New board of education Trustee David Dubner hadn’t lived in Roslyn long before he became involved in the school district’s administration.
After moving to East Hills with his wife and children in 2007, Dubner began attending board of education meetings, and soon thereafter was appointed to the district’s Citizens Audit Advisory Committee, which reviews the district’s financial statements.
“I’ve always been interested, since I was young, in the school systems and in school administrations and boards, how schools operate,” he said. “I’ve had that interest even before I had children that entered into schooling.”
On May 21, the Roslyn community elected Dubner, 37, to a trustee position in its school district’s election, to fill the remaining two years on the term of former Trustee Dani Kline, who resigned at the board of education’s April 4 meeting.
“I’m impressed with the dedication and commitment of the current board,” Dubner said. “Each of the board members really cares about the community, and I’ve been observing the board for awhile, but everyone seems to want to do right by the children. [Superintendent of Schools] Dan Brenner, [Assistant Superintendent of Business] Joe Dragone, [Assistant Superintendent to the Superintendent for Curriculum and Instruction] Allison Brown – they are extremely qualified people and we’re really fortunate to have them working with us.”
Dubner earned 588 votes in the election, finishing third behind incumbent trustees Bruce Valauri and Steven Litvack, who received 601 votes and 595 votes, respectively, and full three-year terms.
“One thing I’ve learned about school boards, from the outside looking in, is that it’s important to remember we’re trying to make the school district the best it can be,” Dubner said. “Community building begins with our schools, and I want to partner with students, teachers, administration and the broader Roslyn community to ensure our schools are a beacon for other districts to follow.”
Though Dubner may be an outsider to participating in board of education meetings as a trustee – the board’s brief May 21 meeting, in which the passing of its $102 million 2013-14 budget was formally acknowledged, was his first – he said his professional experience, as an accountant, attorney and now investment banker, would positively contribute to the “prudent financial planning” the district has practiced in recent years.
“Having a financial, legal and accounting background positions me well to understand the functions associated with the opportunities and limitations that exist within a school district,” Dubner said. “We operate on a budget, so fiscal prudence is crucial, and having my background enables me to ask intelligent questions and be thoughtful and deliver as positive a contribution as I can.”
Dubner earned his bachelor’s degree in accounting from American University, which led to a job at one of the “big four” accounting firms, Deloitte and Touche.
But Dubner said he was “eager for more” in his professional career, and enrolled at Fordham University law school, eventually breaking into corporate law for Cravath, Swaine and Moore.
Following his time at Cravath, Dubner’s career shifted again, this time to the investment banking industry, for Goldman Sachs, where he currently works.

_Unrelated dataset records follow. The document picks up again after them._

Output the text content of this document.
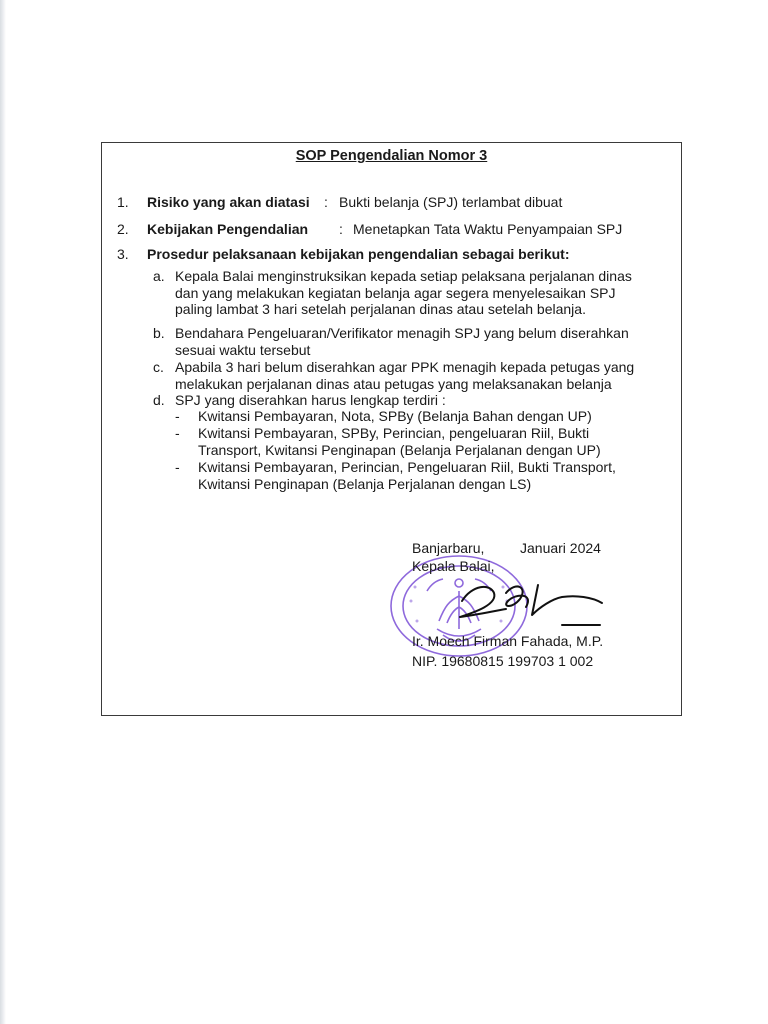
SOP Pengendalian Nomor 3
1. Risiko yang akan diatasi : Bukti belanja (SPJ) terlambat dibuat
2. Kebijakan Pengendalian : Menetapkan Tata Waktu Penyampaian SPJ
3. Prosedur pelaksanaan kebijakan pengendalian sebagai berikut:
a. Kepala Balai menginstruksikan kepada setiap pelaksana perjalanan dinas
dan yang melakukan kegiatan belanja agar segera menyelesaikan SPJ
paling lambat 3 hari setelah perjalanan dinas atau setelah belanja.
b. Bendahara Pengeluaran/Verifikator menagih SPJ yang belum diserahkan
sesuai waktu tersebut
c. Apabila 3 hari belum diserahkan agar PPK menagih kepada petugas yang
melakukan perjalanan dinas atau petugas yang melaksanakan belanja
d. SPJ yang diserahkan harus lengkap terdiri :
- Kwitansi Pembayaran, Nota, SPBy (Belanja Bahan dengan UP)
- Kwitansi Pembayaran, SPBy, Perincian, pengeluaran Riil, Bukti
Transport, Kwitansi Penginapan (Belanja Perjalanan dengan UP)
- Kwitansi Pembayaran, Perincian, Pengeluaran Riil, Bukti Transport,
Kwitansi Penginapan (Belanja Perjalanan dengan LS)
Banjarbaru,	Januari 2024
Kepala Balai,
Ir. Moech Firman Fahada, M.P.
NIP. 19680815 199703 1 002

“It was somewhat seamless because each experience I’ve had laid the foundation for the next role,” Dubner said. “My tax experience at Deloitte helped me approach and think about law school in a diligent fashion and also prepared me for a career in tax law. It’s one that built on the other, and going from law into banking has been a natural progression as well.”
But unlike fellow Trustee Adam Haber, who is among the Democratic candidates in this year’s election for Nassau County executive, and despite his career in both the finance and law fields, Dubner said he has no future plans to pursue a political career.
“I want to do right by my community, by my children, and that’s really all the personal fulfillment I’m looking for,” Dubner said. “A life filled with family and community service makes for a fulfilling life, and that’s what I plan to do.”
The district’s Citizens Audit Advisory Committee was established after a multimillion-dollar grand larceny scandal in 2004 in which $11.2 million in school funds were used to pay for a variety of personal expenses for members of the board of education.
Though a distrust between the Roslyn community and its school district soon formed, Dubner said, the board of education that was elected in the aftermath of the scandal implemented a series of “controls,” including the audit committee, to ensure similar events do not happen again.
“We’ve come a long way since the scandal, and the current board has a good mix of those who have served dating back to the aftermath of the scandal and some of the younger board members who weren’t here or in town for all of that, so there’s a good mix of experience and professional diversity,” Dubner said.
Dubner described the relationships between the board of education, administrations at each of the district’s schools, teacher’s union and residents as “healthy,” and said he looked forward to enabling the achievements of Roslyn students – which this school year included a Presidential Scholar and National Merit Scholarship winner, among a host of science research awards – as a member of the school board.
“It’s like, you never forget where you come from. That’s sort of the mantra we follow in the district,” Dubner said. “It stays with us, but we can’t let it hinder us or make us afraid, and the various internal controls we have ensure the scandal never repeats itself. But having these controls in place gives the board the flexibility and freedom to focus on innovation and advancement. The key driving force is moving forward.”